Wang et al [27] found that the clinicopathological features of pancreatic head cancer arising from dorsal or ventral pancreas were different. The frequencies of some regional lymph node metastasis were different too. Tumors arising from dorsal pancreas were more likely to invade the common bile duct and duodenum than the others. Finally, their findings indicated that the pancreatic head cancer arising from ventral pancreas had a better survival outcome, which is consistent with our results. The weakness of their study [27] is that it is often difficult to accurately classify the primary tumor location on preoperative CT imaging, and some patients could not be grouped. Differently, we speculate that it is feasible to divide the pancreatic head cancer into anterior and posterior groups according to the preoperative CT diagnosis of nerve invasion. Our study preliminarily confirmed the difference in prognosis between the two groups: group A, pancreatic head cancer anteriorly invading AN, showed worse prognosis than group B, pancreatic head cancer posteriorly invading PLX1/ PLX2/ROM.

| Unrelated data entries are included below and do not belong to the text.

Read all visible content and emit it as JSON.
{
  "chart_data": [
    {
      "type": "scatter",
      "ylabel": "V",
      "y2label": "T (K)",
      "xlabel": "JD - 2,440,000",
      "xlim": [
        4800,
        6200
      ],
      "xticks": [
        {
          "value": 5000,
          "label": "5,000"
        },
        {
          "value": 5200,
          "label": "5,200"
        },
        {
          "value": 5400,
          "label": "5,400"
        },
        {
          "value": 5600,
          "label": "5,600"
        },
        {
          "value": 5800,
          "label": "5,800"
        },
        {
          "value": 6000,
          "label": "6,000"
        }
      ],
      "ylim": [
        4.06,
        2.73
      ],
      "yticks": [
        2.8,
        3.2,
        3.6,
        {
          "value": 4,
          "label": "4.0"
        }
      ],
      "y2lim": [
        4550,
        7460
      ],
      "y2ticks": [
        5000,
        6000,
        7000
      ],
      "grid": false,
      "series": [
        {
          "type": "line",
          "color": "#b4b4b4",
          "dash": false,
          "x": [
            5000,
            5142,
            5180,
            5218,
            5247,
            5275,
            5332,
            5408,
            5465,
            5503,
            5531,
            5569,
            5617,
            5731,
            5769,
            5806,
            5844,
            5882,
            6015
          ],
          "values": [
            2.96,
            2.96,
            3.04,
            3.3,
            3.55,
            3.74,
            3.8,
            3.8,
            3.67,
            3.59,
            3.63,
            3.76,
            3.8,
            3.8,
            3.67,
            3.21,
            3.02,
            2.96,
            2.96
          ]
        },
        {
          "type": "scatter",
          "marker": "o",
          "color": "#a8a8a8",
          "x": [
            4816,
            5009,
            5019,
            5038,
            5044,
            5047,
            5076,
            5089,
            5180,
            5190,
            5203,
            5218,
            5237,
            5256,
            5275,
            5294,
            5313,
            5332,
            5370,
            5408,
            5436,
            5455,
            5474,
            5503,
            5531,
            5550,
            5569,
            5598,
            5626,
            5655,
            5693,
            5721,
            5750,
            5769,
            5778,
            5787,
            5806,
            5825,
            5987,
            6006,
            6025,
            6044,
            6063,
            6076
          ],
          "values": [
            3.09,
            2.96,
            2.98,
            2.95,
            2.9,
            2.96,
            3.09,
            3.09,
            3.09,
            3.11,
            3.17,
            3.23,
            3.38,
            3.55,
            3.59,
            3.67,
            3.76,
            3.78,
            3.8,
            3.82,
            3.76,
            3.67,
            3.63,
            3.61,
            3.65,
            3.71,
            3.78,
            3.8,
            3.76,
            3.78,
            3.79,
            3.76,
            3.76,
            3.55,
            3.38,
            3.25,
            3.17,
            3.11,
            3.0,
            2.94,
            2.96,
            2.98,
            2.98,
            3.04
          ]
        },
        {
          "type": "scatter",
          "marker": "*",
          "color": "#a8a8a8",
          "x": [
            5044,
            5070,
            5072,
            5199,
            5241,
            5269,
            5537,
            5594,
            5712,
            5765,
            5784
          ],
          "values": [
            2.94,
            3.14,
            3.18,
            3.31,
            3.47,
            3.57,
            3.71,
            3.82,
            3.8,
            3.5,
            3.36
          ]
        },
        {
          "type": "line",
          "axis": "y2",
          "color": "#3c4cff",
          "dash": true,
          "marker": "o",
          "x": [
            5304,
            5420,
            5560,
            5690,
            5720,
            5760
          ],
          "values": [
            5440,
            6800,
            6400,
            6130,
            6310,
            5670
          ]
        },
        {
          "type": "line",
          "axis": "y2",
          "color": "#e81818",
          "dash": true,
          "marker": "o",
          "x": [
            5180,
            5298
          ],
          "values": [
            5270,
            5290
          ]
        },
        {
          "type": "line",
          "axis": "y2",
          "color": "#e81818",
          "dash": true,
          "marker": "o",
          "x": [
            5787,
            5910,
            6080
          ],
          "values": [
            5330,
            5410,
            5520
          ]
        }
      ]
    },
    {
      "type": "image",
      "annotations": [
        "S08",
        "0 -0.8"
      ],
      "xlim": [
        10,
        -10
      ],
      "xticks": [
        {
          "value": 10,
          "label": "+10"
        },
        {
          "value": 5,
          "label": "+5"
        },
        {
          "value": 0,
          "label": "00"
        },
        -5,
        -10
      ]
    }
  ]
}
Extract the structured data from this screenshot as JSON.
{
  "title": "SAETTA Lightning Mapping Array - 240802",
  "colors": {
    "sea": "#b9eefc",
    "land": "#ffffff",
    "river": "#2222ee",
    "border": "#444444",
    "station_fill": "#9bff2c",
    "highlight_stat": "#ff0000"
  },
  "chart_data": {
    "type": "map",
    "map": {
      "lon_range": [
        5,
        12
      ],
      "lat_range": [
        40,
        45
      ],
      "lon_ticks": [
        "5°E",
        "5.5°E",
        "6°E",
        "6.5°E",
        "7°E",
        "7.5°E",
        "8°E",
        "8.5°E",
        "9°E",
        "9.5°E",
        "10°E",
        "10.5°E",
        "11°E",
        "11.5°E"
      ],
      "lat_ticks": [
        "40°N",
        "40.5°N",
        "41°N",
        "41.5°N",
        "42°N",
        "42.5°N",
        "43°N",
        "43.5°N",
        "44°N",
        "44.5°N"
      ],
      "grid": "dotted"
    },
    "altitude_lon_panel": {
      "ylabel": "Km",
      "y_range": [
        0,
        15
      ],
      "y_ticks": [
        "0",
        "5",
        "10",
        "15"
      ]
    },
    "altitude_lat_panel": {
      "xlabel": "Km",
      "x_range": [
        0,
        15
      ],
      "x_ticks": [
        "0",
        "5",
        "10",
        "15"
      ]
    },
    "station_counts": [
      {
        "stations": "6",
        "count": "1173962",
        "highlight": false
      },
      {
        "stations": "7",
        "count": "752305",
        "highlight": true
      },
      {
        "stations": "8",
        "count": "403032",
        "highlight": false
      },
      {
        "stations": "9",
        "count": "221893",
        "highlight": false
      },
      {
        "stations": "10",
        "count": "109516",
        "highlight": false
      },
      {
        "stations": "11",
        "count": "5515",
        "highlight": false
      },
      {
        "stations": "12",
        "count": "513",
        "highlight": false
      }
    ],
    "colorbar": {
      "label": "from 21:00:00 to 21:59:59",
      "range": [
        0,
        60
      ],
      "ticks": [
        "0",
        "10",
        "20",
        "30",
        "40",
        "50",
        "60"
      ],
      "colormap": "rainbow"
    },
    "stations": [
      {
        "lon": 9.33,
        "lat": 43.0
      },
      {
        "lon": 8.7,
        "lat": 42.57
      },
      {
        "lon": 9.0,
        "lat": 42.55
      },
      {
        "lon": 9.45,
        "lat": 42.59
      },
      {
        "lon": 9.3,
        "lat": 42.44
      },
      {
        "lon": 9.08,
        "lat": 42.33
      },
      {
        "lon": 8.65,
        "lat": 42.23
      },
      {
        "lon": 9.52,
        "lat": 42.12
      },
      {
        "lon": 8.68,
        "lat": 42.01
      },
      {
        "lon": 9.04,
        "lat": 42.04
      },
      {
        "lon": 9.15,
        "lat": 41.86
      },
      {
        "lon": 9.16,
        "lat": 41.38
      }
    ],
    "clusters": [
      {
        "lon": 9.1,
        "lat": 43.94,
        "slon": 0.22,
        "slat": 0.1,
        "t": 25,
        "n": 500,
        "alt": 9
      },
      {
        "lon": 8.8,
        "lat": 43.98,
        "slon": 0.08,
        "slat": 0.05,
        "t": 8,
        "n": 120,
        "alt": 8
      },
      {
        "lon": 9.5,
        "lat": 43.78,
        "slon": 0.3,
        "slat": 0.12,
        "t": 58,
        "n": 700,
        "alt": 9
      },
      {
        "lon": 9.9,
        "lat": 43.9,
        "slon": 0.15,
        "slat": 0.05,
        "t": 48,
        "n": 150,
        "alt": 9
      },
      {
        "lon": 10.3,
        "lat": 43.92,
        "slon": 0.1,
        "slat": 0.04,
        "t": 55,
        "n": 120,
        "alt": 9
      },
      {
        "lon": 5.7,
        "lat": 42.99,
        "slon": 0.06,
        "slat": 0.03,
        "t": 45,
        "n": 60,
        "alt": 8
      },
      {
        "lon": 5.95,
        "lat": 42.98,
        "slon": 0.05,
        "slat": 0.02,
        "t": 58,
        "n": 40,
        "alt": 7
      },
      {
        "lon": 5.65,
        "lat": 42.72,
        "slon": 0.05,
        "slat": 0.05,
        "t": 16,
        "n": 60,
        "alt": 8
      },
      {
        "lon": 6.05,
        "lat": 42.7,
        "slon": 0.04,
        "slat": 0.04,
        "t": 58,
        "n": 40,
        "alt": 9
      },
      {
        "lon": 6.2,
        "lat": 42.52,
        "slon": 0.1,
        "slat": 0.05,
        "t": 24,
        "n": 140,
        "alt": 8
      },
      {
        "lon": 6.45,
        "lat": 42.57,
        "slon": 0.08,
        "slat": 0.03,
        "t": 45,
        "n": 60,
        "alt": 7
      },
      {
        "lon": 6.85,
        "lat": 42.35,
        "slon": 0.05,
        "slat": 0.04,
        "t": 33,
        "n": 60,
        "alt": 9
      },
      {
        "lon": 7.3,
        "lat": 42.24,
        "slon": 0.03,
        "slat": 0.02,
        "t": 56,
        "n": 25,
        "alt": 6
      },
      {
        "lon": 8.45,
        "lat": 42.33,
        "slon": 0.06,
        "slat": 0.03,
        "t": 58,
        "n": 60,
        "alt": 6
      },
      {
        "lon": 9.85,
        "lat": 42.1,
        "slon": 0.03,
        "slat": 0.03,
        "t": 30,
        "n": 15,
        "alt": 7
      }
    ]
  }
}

The limitations of this study need to be acknowledged. First, this was a retrospective study, and the prognosis of patients with pancreatic head cancer with nerve plexus invasion in different groups still needs to be confirmed by further prospective studies. Second, the small sample size precluded adequate stratified studies. Third, traditional observation indicators such as lymph node invasion and surgical margin were not included in the evaluation criteria, because these indicators need to be confirmed by postoperative pathology and cannot be accurately diagnosed by preoperative CT. Fourthly, multivariate analysis of factors affecting postoperative survival of pancreatic head cancer was not conducted in this study, because EPNI is an independent prognostic factor affecting postoperative survival time of pancreatic head cancer[7].